Green Hydrogen “On Demand” vs Electrolysis
The traditional way of thinking about hydrogen is electrolysis or some other pathway to produce hydrogen and then face the safety and engineering challenges of storage and logistics. This simply doesn’t make sense as it is dangerous and encounters many costs that are not disclosed by peers. A cost summary as per the IEA and the recent Deloitte hydrogen paper is as follows:
- The IEA report estimated the cost of producing hydrogen using gas (which is probably no longer possible/ desirable given Russian gas concerns) ranges from USD$1-$2.80 opex
- If renewables rather than gas is used, the USD$1-$2.80/kg H2 increases to USD$3-7/kg H2 plus the additional costs.

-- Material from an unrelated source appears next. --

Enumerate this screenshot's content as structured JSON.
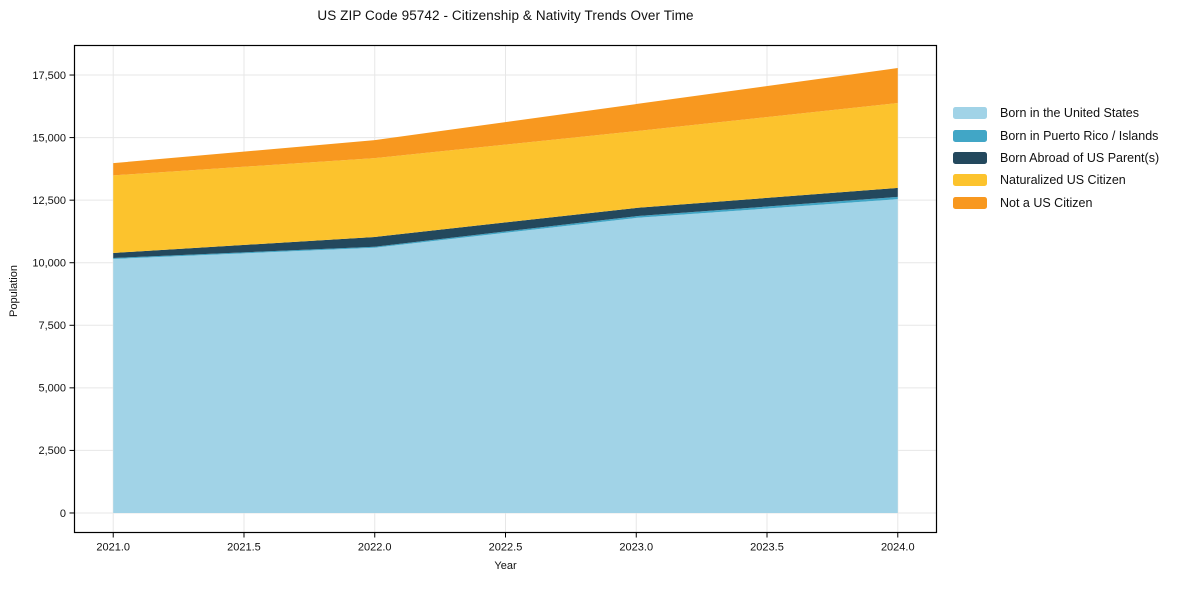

- The hidden additional costs are as follows:
- A$0.45/kg H2 – $0.89/kg H2 for transport to markets (Singapore, China from Port Hedland) (source: Deloittes); plus
- the unknown costs of converting to a form that can be transported; plus
- the cost of converting back to hydrogen; plus
- the cost of reducing the temperature to minus 250 degrees; plus
- the cost of transporting to the end user; plus
- the cost of storage.
There has been a blind belief that Australia has a sun, therefore it has a monopoly over renewables and thus hydrogen!
Australia and the states are currently investigating green hydrogen as part of the clean energy solution, which may include investing and subsidising infrastructure for the storage and logistics of hydrogen and hydrogen hubs. Green Hydrogen “On Demand” may render this infrastructure “already” obsolete.